Often the pieces of business were so huge and staggering that you had to compete on more than just hardware and software. You had to compete on financing. You had to make terms, give master leases, do what was necessary to get the business.

Salespeople at these companies saw the bonanza. They pursued every phone company, including some that didn't have funding just a promise of funding and they sold them equipment.

With so many companies raising money at the same time, and so much money available, it seemed that the good times would last forever. After all, we know that more and more data were being pushed every day, and if a company didn't order the latest iteration of equipment, it could be outclassed by others.

Suddenly, Last Summer

Then, last summer yes, it was that recent several warning signs occurred. First, GST Communications and ICG Communications fell on hard times. Oh, sure, you could say that ICG's problems were simply the shenanigans of bad management and that GST was a crummy company.

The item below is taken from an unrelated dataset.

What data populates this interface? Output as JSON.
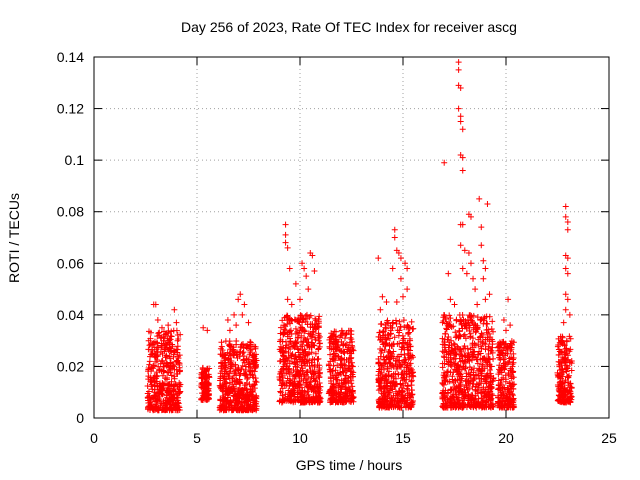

But if the industry were as robust as we thought, even the relentless pursuit of Vogue's Anna Wintour by Shelby Bryant (the super-slick salesman head of ICG) wouldn't have derailed things. These companies were having a hard time getting companies to pay and getting new customers without giving away the store.

Second, the rollout of new lines, particularly high-speed lines, ground to an obnoxiously low level because the central office, where all lines have to go through, got filled up and the incumbents, the BellSouth,

Verizon, and

SBC Communications didn't exactly knock themselves out to help the alternative carriers.